5 frugal habits of the rich
Some very wealthy people have retained the spend-less-than-you-earn mindset that got them where they are today.
This post comes from Kyle James at partner site U.S. News & World Report.
A fat salary isn't the only way someone can strike it rich. Regardless of their income level, people who live below their means, invest wisely and live modestly are on the path to real wealth.
Here are five frugal habits many of the upper class have adopted to build long-lasting wealth and financial independence:
Drive a modest car. Your car should serve the purpose of getting you safely and comfortably from point A to point B only, and nothing more. When you pull up to a stoplight in an expensive car, you might impress a stranger. However, don't let the price tag of your car define your character or image, because at the end of the day most people couldn't care less what type of car you drive.
Let Facebook founder Mark Zuckerberg, who drives a modest $30,000 Acura TSX entry-level sedan, be your role model on this one.
Buy a modest house. Warren Buffett famously still lives in the Omaha, Neb., home he bought back in 1958 for $31,500. Take Buffett's cue and don't overwhelm yourself with a large monthly mortgage payment. Buy a modest and comfortable home and use the money you save to build your savings and retirement fund.
Don't carry wads of cash if possible. Try to avoid traveling with a wallet packed with cash. According to Bankrate.com, 86% of people who spend cash on luxuries like expensive cars, jewelry and electronics are non-millionaires trying to act the part by purchasing luxury brands.
Instead, follow the example of oil mogul T. Boone Pickens, who famously shops with a grocery list and carries only the amount of cash he needs to make purchases.
Don't pay full price. A great way to keep more of your money is by not paying full price on anything. Hilary Swank, above, who has an estimated net worth of $40 million, is commonly seen using coupons at the grocery store. Michelle Obama often opts to shop at Target or H&M rather than high-end department stores.
A great way to build wealth is to have a frugal mindset and use the money you save on consumer goods to build your investments and savings accounts.
Have an action mentality. Almost all self-made millionaires have one thing in common: They are people of action. They don't sit around feeling sorry for themselves and waiting for something good to happen to them, as opposed to the people who I would say have the "lottery mentality."

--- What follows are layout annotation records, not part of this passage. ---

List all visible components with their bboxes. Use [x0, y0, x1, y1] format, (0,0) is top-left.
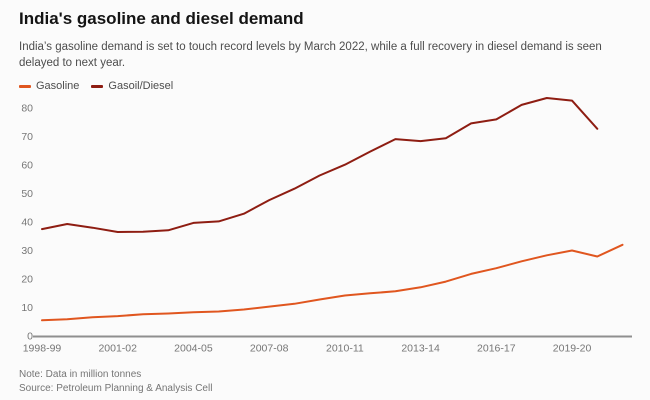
gasoil-diesel-line: [41, 97, 599, 233]
chart-subtitle: India’s gasoline demand is set to touch …: [19, 41, 602, 70]
x-axis-tick-label: 2019-20: [553, 343, 592, 355]
page-title: India's gasoline and diesel demand: [19, 9, 304, 28]
gasoil-diesel-swatch-icon: [91, 84, 104, 88]
x-axis-tick-label: 1998-99: [23, 343, 62, 355]
y-axis-tick-label: 50: [21, 188, 33, 200]
legend-item-gasoline: Gasoline: [19, 80, 79, 92]
x-axis-tick-label: 2001-02: [98, 343, 137, 355]
legend-label-gasoil-diesel: Gasoil/Diesel: [108, 80, 174, 92]
chart-source: Source: Petroleum Planning & Analysis Ce…: [19, 383, 213, 394]
y-axis-tick-label: 0: [27, 331, 33, 343]
y-axis-tick-label: 40: [21, 217, 33, 229]
legend-item-gasoil-diesel: Gasoil/Diesel: [91, 80, 173, 92]
x-axis-tick-label: 2007-08: [250, 343, 289, 355]
y-axis-tick-label: 30: [21, 245, 33, 257]
gasoline-swatch-icon: [19, 84, 31, 88]
x-axis-tick-label: 2016-17: [477, 343, 516, 355]
y-axis-tick-label: 10: [21, 302, 33, 314]
gasoline-line: [41, 243, 624, 322]
legend-label-gasoline: Gasoline: [36, 80, 80, 92]
x-axis-tick-label: 2010-11: [326, 343, 364, 355]
y-axis-tick-label: 70: [21, 131, 33, 143]
chart-note: Note: Data in million tonnes: [19, 369, 142, 380]
x-axis-tick-label: 2013-14: [401, 343, 440, 355]
chart-legend: Gasoline Gasoil/Diesel: [19, 80, 173, 92]
x-axis-tick-label: 2004-05: [174, 343, 213, 355]
y-axis-tick-label: 60: [21, 160, 33, 172]
y-axis-tick-label: 20: [21, 274, 33, 286]
y-axis-tick-label: 80: [21, 103, 33, 115]
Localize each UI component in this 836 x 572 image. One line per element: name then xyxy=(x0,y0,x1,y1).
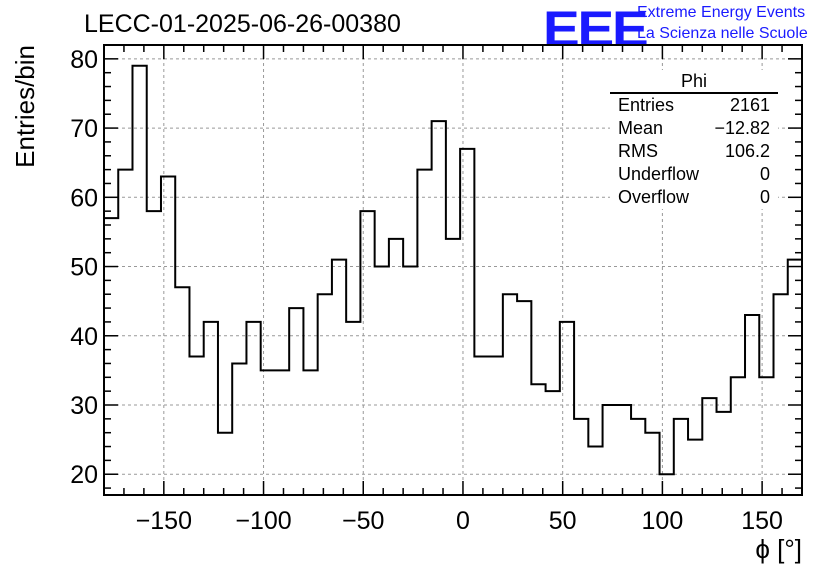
y-tick-label: 60 xyxy=(70,184,98,212)
stats-box: Phi Entries 2161 Mean −12.82 RMS 106.2 U… xyxy=(610,70,778,209)
eee-logo: EEE xyxy=(543,1,649,57)
stats-row-underflow: Underflow 0 xyxy=(610,163,778,186)
y-tick-label: 40 xyxy=(70,323,98,351)
stats-label: Overflow xyxy=(618,187,690,207)
x-tick-label: 50 xyxy=(549,507,577,535)
x-tick-label: −50 xyxy=(342,507,384,535)
stats-row-mean: Mean −12.82 xyxy=(610,117,778,140)
stats-label: Entries xyxy=(618,95,675,115)
grid-layer xyxy=(104,45,802,495)
y-tick-label: 80 xyxy=(70,46,98,74)
histogram-layer xyxy=(104,64,802,476)
y-tick-label: 20 xyxy=(70,461,98,489)
plot-frame xyxy=(103,44,803,496)
x-tick-label: −150 xyxy=(136,507,192,535)
stats-label: Mean xyxy=(618,118,664,138)
x-tick-label: −100 xyxy=(235,507,291,535)
y-tick-label: 50 xyxy=(70,254,98,282)
stats-label: RMS xyxy=(618,141,658,161)
y-axis-label: Entries/bin xyxy=(10,45,40,168)
stats-title: Phi xyxy=(610,70,778,94)
x-tick-label: 150 xyxy=(741,507,783,535)
stats-value: 106.2 xyxy=(724,141,770,161)
stats-row-rms: RMS 106.2 xyxy=(610,140,778,163)
stats-value: 0 xyxy=(759,187,770,207)
run-title: LECC-01-2025-06-26-00380 xyxy=(84,10,401,38)
logo-line-1: Extreme Energy Events xyxy=(637,4,806,21)
stats-label: Underflow xyxy=(618,164,700,184)
y-tick-label: 30 xyxy=(70,392,98,420)
tick-layer xyxy=(103,44,803,495)
stats-value: 2161 xyxy=(729,95,770,115)
stats-row-entries: Entries 2161 xyxy=(610,94,778,117)
x-tick-label: 100 xyxy=(642,507,684,535)
tick-label-layer: −150 −100 −50 0 50 100 150 20 30 40 50 60 70 80 xyxy=(70,46,783,535)
y-tick-label: 70 xyxy=(70,115,98,143)
x-axis-label: ϕ [°] xyxy=(755,534,802,564)
stats-value: −12.82 xyxy=(714,118,770,138)
logo-line-2: La Scienza nelle Scuole xyxy=(637,25,808,42)
histogram-outline xyxy=(104,64,802,476)
stats-value: 0 xyxy=(759,164,770,184)
stats-row-overflow: Overflow 0 xyxy=(610,186,778,209)
x-tick-label: 0 xyxy=(456,507,470,535)
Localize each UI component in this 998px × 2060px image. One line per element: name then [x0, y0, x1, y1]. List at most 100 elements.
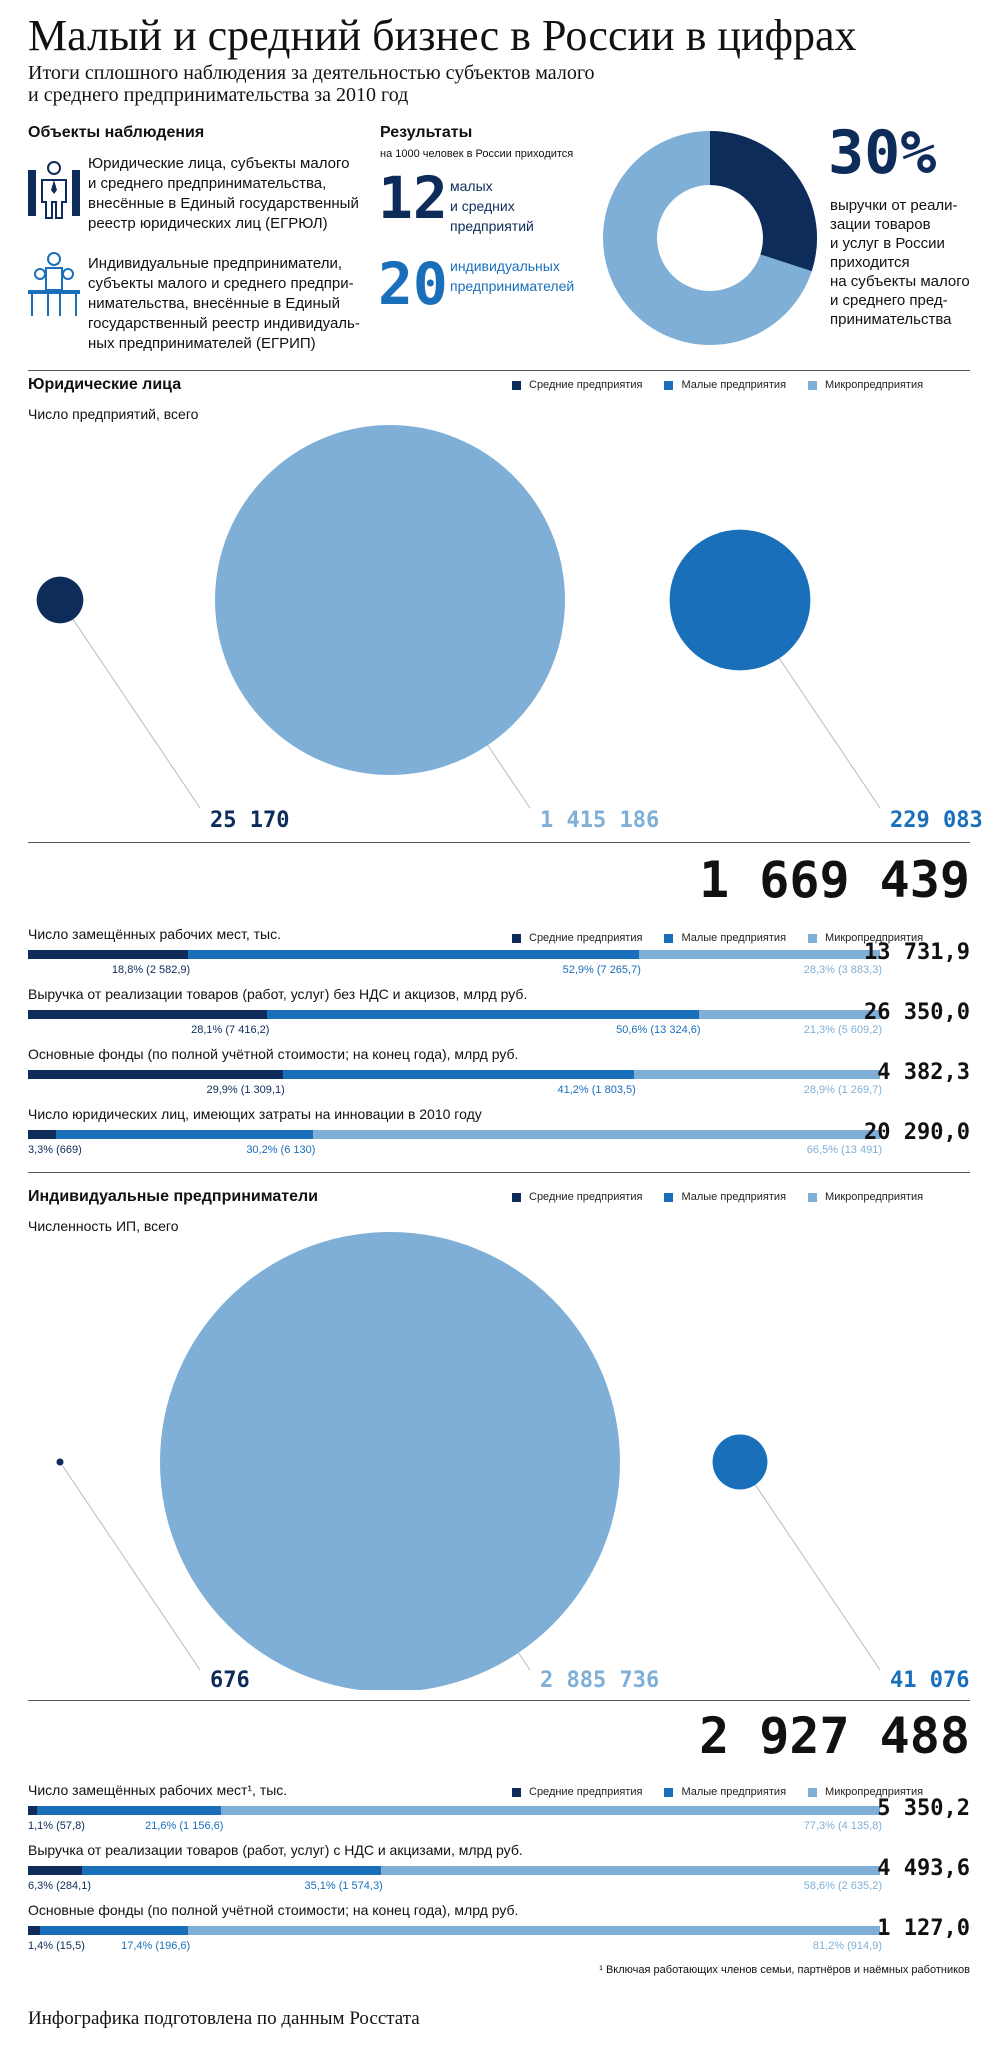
bar-segment [282, 1070, 634, 1079]
objects-heading: Объекты наблюдения [28, 124, 205, 141]
stacked-bar [28, 1010, 880, 1019]
objects-item-1-line: реестр юридических лиц (ЕГРЮЛ) [88, 215, 328, 232]
legend-item-medium: Средние предприятия [512, 1786, 642, 1798]
objects-item-1-line: Юридические лица, субъекты малого [88, 155, 350, 172]
bar-segment-label: 52,9% (7 265,7) [562, 964, 641, 976]
bar-segment [380, 1866, 880, 1875]
objects-item-1-line: внесённые в Единый государственный [88, 195, 359, 212]
bar-segment-label: 77,3% (4 135,8) [803, 1820, 882, 1832]
results-label-line: малых [450, 178, 493, 194]
objects-item-2-line: государственный реестр индивидуаль- [88, 315, 360, 332]
legend-item-small: Малые предприятия [664, 932, 786, 944]
legend-swatch [808, 933, 818, 943]
legend-label: Малые предприятия [681, 379, 787, 391]
page-subtitle: Итоги сплошного наблюдения за деятельнос… [28, 62, 668, 106]
legend-item-micro: Микропредприятия [808, 1191, 923, 1203]
ip-count-label: Численность ИП, всего [28, 1218, 179, 1234]
stacked-bar [28, 950, 880, 959]
bubble-small [712, 1434, 768, 1490]
bubble-medium [56, 1458, 64, 1466]
bar-segment [221, 1806, 880, 1815]
objects-item-2-line: субъекты малого и среднего предпри- [88, 275, 354, 292]
legend-label: Средние предприятия [529, 379, 643, 391]
revenue-share-donut [603, 131, 817, 345]
bar-segment-label: 6,3% (284,1) [28, 1880, 91, 1892]
bar-segment-label: 21,3% (5 609,2) [803, 1024, 882, 1036]
objects-item-2-line: ных предпринимателей (ЕГРИП) [88, 335, 316, 352]
subtitle-line: Итоги сплошного наблюдения за деятельнос… [28, 62, 595, 84]
bar-segment-label: 28,3% (3 883,3) [803, 964, 882, 976]
source-note: Инфографика подготовлена по данным Росст… [28, 2008, 420, 2029]
legend-swatch [664, 933, 674, 943]
bar-row-title: Число замещённых рабочих мест, тыс. [28, 926, 281, 942]
bar-segment-label: 35,1% (1 574,3) [304, 1880, 383, 1892]
legend-item-medium: Средние предприятия [512, 932, 642, 944]
bar-row-title: Основные фонды (по полной учётной стоимо… [28, 1902, 519, 1918]
bar-segment-label: 30,2% (6 130) [246, 1144, 316, 1156]
bar-segment-label: 28,1% (7 416,2) [191, 1024, 270, 1036]
bar-segment-label: 1,1% (57,8) [28, 1820, 85, 1832]
ip-heading: Индивидуальные предприниматели [28, 1188, 318, 1205]
bar-segment [28, 1130, 57, 1139]
bar-segment-label: 81,2% (914,9) [812, 1940, 882, 1952]
results-pct-line: принимательства [830, 311, 952, 328]
legend-label: Микропредприятия [825, 1786, 924, 1798]
bubble-leader-medium [59, 1461, 201, 1671]
footnote: ¹ Включая работающих членов семьи, партн… [599, 1964, 970, 1976]
legal-legend: Средние предприятия Малые предприятия Ми… [512, 379, 923, 391]
bar-row-title: Основные фонды (по полной учётной стоимо… [28, 1046, 519, 1062]
bar-segment [28, 1806, 38, 1815]
stacked-bar [28, 1926, 880, 1935]
bubble-value-micro: 2 885 736 [540, 1668, 660, 1693]
bubble-micro [160, 1232, 620, 1690]
page-title: Малый и средний бизнес в России в цифрах [28, 11, 857, 60]
stacked-bar [28, 1806, 880, 1815]
legend-label: Малые предприятия [681, 932, 787, 944]
entrepreneur-icon [28, 252, 80, 316]
bar-segment [37, 1806, 222, 1815]
bar-segment-label: 3,3% (669) [28, 1144, 82, 1156]
bubble-medium [36, 576, 84, 624]
stacked-bar [28, 1070, 880, 1079]
bar-row-title: Выручка от реализации товаров (работ, ус… [28, 986, 528, 1002]
legend-swatch [512, 1787, 521, 1797]
bar-segment-label: 28,9% (1 269,7) [803, 1084, 882, 1096]
bar-segment-label: 66,5% (13 491) [806, 1144, 882, 1156]
bar-row-title: Выручка от реализации товаров (работ, ус… [28, 1842, 523, 1858]
bar-segment [56, 1130, 314, 1139]
bar-segment-label: 58,6% (2 635,2) [803, 1880, 882, 1892]
section-divider [28, 842, 970, 843]
legal-bubble-chart [36, 425, 881, 809]
legal-bars-legend: Средние предприятия Малые предприятия Ми… [512, 932, 923, 944]
bar-segment [188, 1926, 880, 1935]
section-divider [28, 1172, 970, 1173]
results-number-20: 20 [378, 250, 448, 318]
bar-segment [313, 1130, 880, 1139]
results-number-12-label: малых и средних предприятий [450, 176, 534, 236]
results-label-line: предприятий [450, 218, 534, 234]
results-pct-line: выручки от реали- [830, 197, 958, 214]
bar-segment-label: 17,4% (196,6) [121, 1940, 191, 1952]
results-percent-label: выручки от реали- зации товаров и услуг … [830, 196, 970, 329]
bar-segment [81, 1866, 381, 1875]
bar-segment [638, 950, 880, 959]
bar-row-title: Число юридических лиц, имеющих затраты н… [28, 1106, 482, 1122]
legend-item-micro: Микропредприятия [808, 932, 923, 944]
legend-item-micro: Микропредприятия [808, 1786, 923, 1798]
legend-swatch [512, 380, 521, 390]
results-number-20-label: индивидуальных предпринимателей [450, 256, 574, 296]
legal-count-label: Число предприятий, всего [28, 406, 199, 422]
results-heading: Результаты [380, 124, 473, 141]
bar-row-total: 5 350,2 [877, 1796, 970, 1821]
legend-label: Микропредприятия [825, 1191, 924, 1203]
legend-label: Средние предприятия [529, 932, 643, 944]
legend-label: Микропредприятия [825, 932, 924, 944]
bar-segment [28, 950, 189, 959]
section-divider [28, 1700, 970, 1701]
stacked-bar [28, 1130, 880, 1139]
legend-item-small: Малые предприятия [664, 1191, 786, 1203]
bubble-leader-medium [59, 599, 201, 809]
legend-item-micro: Микропредприятия [808, 379, 923, 391]
bar-row-total: 13 731,9 [864, 940, 970, 965]
ip-bars-legend: Средние предприятия Малые предприятия Ми… [512, 1786, 923, 1798]
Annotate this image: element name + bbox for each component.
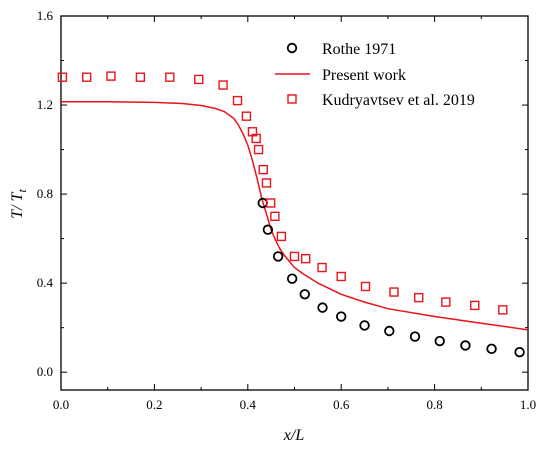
data-point-kudryavtsev [270,211,280,222]
data-point-kudryavtsev [258,164,268,175]
data-point-kudryavtsev [232,95,243,106]
x-tick-label: 1.0 [520,397,536,412]
x-tick-label: 0.6 [333,397,350,412]
data-point-rothe [317,302,328,313]
data-point-rothe [514,346,525,358]
legend-label-kudryavtsev: Kudryavtsev et al. 2019 [322,92,475,109]
y-tick-label: 1.6 [37,8,54,23]
data-point-kudryavtsev [301,253,311,264]
data-point-kudryavtsev [336,271,346,282]
data-point-kudryavtsev [276,231,287,242]
y-axis-ticks: 0.0 0.4 0.8 1.2 1.6 [37,8,528,379]
data-point-kudryavtsev [441,297,451,307]
data-point-rothe [384,325,395,337]
data-point-rothe [286,273,298,284]
data-point-kudryavtsev [389,287,399,297]
legend-label-rothe: Rothe 1971 [322,41,396,58]
data-point-rothe [299,289,310,300]
data-point-kudryavtsev [135,72,146,82]
data-point-kudryavtsev [241,111,252,121]
data-point-kudryavtsev [106,71,116,81]
data-point-kudryavtsev [251,133,261,144]
data-point-kudryavtsev [289,251,300,262]
x-tick-label: 0.0 [53,397,69,412]
data-point-rothe [336,311,347,322]
x-tick-label: 0.2 [146,397,162,412]
series-layer [57,71,529,358]
legend-marker-square [287,94,297,104]
x-tick-label: 0.8 [426,397,442,412]
data-point-kudryavtsev [470,300,480,311]
legend-label-present-work: Present work [322,67,406,84]
x-axis-label: x/L [283,427,305,444]
legend-marker-circle [286,42,298,54]
data-point-kudryavtsev [317,262,327,273]
data-point-kudryavtsev [360,281,371,292]
data-point-kudryavtsev [414,292,424,303]
series-line-present-work [61,100,529,331]
y-tick-label: 0.4 [37,275,54,290]
data-point-rothe [434,335,445,347]
data-point-kudryavtsev [57,72,68,82]
data-point-rothe [486,343,497,355]
legend: Rothe 1971 Present work Kudryavtsev et a… [275,41,475,109]
data-point-kudryavtsev [81,72,92,82]
y-tick-label: 0.8 [37,186,53,201]
data-point-kudryavtsev [261,178,272,188]
data-point-kudryavtsev [498,305,508,315]
data-point-rothe [262,224,274,235]
data-point-kudryavtsev [165,72,175,82]
data-point-kudryavtsev [218,80,228,90]
data-point-rothe [359,320,370,331]
legend-item-rothe: Rothe 1971 [286,41,396,58]
y-tick-label: 0.0 [37,364,53,379]
y-axis-label-main: T/ T [9,191,26,218]
data-point-kudryavtsev [265,198,276,208]
data-point-kudryavtsev [194,74,204,85]
data-point-rothe [272,251,284,262]
legend-item-kudryavtsev: Kudryavtsev et al. 2019 [287,92,475,109]
data-point-kudryavtsev [253,144,264,155]
data-point-rothe [409,331,421,342]
data-point-rothe [460,340,471,351]
y-tick-label: 1.2 [37,97,53,112]
plot-frame [60,15,529,391]
y-axis-label-sub: t [15,189,29,193]
y-axis-label: T/ Tt [9,189,29,219]
svg-text:T/ Tt: T/ Tt [9,189,29,219]
legend-item-present-work: Present work [275,67,406,84]
x-tick-label: 0.4 [240,397,257,412]
x-axis-ticks: 0.0 0.2 0.4 0.6 0.8 1.0 [53,16,536,412]
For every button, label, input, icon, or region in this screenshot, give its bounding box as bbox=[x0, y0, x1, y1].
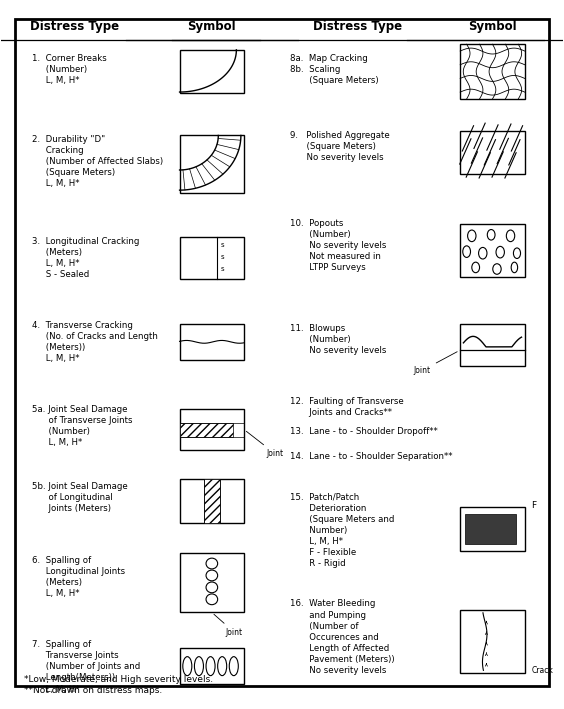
Ellipse shape bbox=[487, 230, 495, 240]
Text: 12.  Faulting of Transverse
       Joints and Cracks**: 12. Faulting of Transverse Joints and Cr… bbox=[290, 396, 404, 417]
Ellipse shape bbox=[218, 657, 227, 676]
Ellipse shape bbox=[183, 657, 192, 676]
Ellipse shape bbox=[206, 558, 218, 569]
Bar bbox=[179, 648, 244, 684]
Ellipse shape bbox=[463, 246, 470, 257]
Bar bbox=[179, 323, 244, 360]
Text: 2.  Durability "D"
     Cracking
     (Number of Affected Slabs)
     (Square Me: 2. Durability "D" Cracking (Number of Af… bbox=[32, 135, 164, 188]
Text: 4.  Transverse Cracking
     (No. of Cracks and Length
     (Meters))
     L, M,: 4. Transverse Cracking (No. of Cracks an… bbox=[32, 320, 158, 363]
Bar bbox=[460, 508, 525, 551]
Text: 9.   Polished Aggregate
      (Square Meters)
      No severity levels: 9. Polished Aggregate (Square Meters) No… bbox=[290, 131, 390, 162]
Bar bbox=[179, 50, 244, 94]
Text: 10.  Popouts
       (Number)
       No severity levels
       Not measured in
  : 10. Popouts (Number) No severity levels … bbox=[290, 219, 387, 272]
Bar bbox=[179, 135, 244, 193]
Text: 16.  Water Bleeding
       and Pumping
       (Number of
       Occurences and
 : 16. Water Bleeding and Pumping (Number o… bbox=[290, 599, 395, 675]
Ellipse shape bbox=[206, 582, 218, 593]
Text: s: s bbox=[221, 266, 224, 272]
Text: 7.  Spalling of
     Transverse Joints
     (Number of Joints and
     Length(Me: 7. Spalling of Transverse Joints (Number… bbox=[32, 640, 140, 693]
Text: Distress Type: Distress Type bbox=[313, 20, 402, 33]
Ellipse shape bbox=[206, 570, 218, 581]
Text: 6.  Spalling of
     Longitudinal Joints
     (Meters)
     L, M, H*: 6. Spalling of Longitudinal Joints (Mete… bbox=[32, 556, 125, 598]
Bar bbox=[465, 514, 515, 545]
Text: 13.  Lane - to - Shoulder Dropoff**: 13. Lane - to - Shoulder Dropoff** bbox=[290, 428, 438, 437]
Ellipse shape bbox=[230, 657, 239, 676]
Ellipse shape bbox=[472, 262, 479, 273]
Bar bbox=[204, 479, 219, 523]
Text: 5b. Joint Seal Damage
      of Longitudinal
      Joints (Meters): 5b. Joint Seal Damage of Longitudinal Jo… bbox=[32, 482, 128, 513]
Text: 1.  Corner Breaks
     (Number)
     L, M, H*: 1. Corner Breaks (Number) L, M, H* bbox=[32, 54, 107, 85]
Text: Joint: Joint bbox=[214, 614, 243, 637]
Ellipse shape bbox=[206, 657, 215, 676]
Bar bbox=[179, 553, 244, 613]
Text: F: F bbox=[531, 501, 536, 510]
Text: 15.  Patch/Patch
       Deterioration
       (Square Meters and
       Number)
 : 15. Patch/Patch Deterioration (Square Me… bbox=[290, 493, 395, 569]
Text: s: s bbox=[221, 254, 224, 259]
Bar bbox=[460, 610, 525, 673]
Bar bbox=[460, 44, 525, 99]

People of action take appropriate risks, are constantly looking to improve themselves, and are addicted to knowledge, as it is the best way to gain a competitive advantage in life's financial endeavors.
Truly rich people are those who take their income and turn it into wealth by investing wisely, saving, and living frugally. People who take their income and try to use it to support an unsustainable lifestyle are those who end up in debt and are unable to retire on their terms.
When it comes to money and finances, it all boils down to choices and personal responsibility. Which road are you going to take?
More from U.S. News & World Report and MSN Money:
When I was in my 20s, I worked at a used furniture store. About once a week the owner would say something like, "That guy that just left - he's worth millions". One day I asked him why all these 'millionaires' shop in a used furniture store. He said, "That's how they got to be millionaires."
I've never forgotten that.
My net worth is above $1 million but I don't consider myself wealthy. My salary has never been above $55K so I got there by being frugal and saving as much as I could. I don't have a mortgage or car payment but I routinely put away the equivalent of a mortgage and car payment every month, and if it so happens that in any month we are low on extra cash to spend we tighten the belt a bit rather than not make those "payments". We just won't go out to eat or to the movies and skip any extra purchases that month.
Most of the advice in the article is common sense. Always shop around for best price when making purchases, we tend to buy more when stuff is on sale, use coupons, etc. Eating out you can get discounts from sites like restaurant.com which saves some money (and also introduces us to new restaurants). Our new house is about 3,000 square feet which we purchased for cash after many years of saving and living in a more modest 1,400 sq. ft. home. I would have had no problem living in the old home forever but we got what we believe is a great deal on a foreclosure for a house that we always dreamed of owning but never thought we could afford. Our two cars were new, one was a showroom model that came with 1,500 miles but also a $6K discount and full warranty, and the other I bought by taking advantage of the clash for clunkers program a few years back by trading in a '96 van. Both new cars' MSRP were under $20K so not fancy, just reliable fuel efficient vehicles that we intend to drive them as long as we can.
The biggest thing is live within your means and have a plan of where you want to be financially in 5, 10, 20 years and then work towards getting there. Save and invest. It can be done but requires sacrifice and the will to do it.
I to live below my means.I don't ever remember spending all of my paycheck.Years ago sometimes I would go 3,4 or 5 weeks before I deposited the checks in the bank.People can live below their means.But many don't.They want stuff.The smart phone,3 or 4 hdtv's and the service ,cable satellite etc.
They buy to much home.Or make the mistake of buying when really they should only rent.I could go on and on.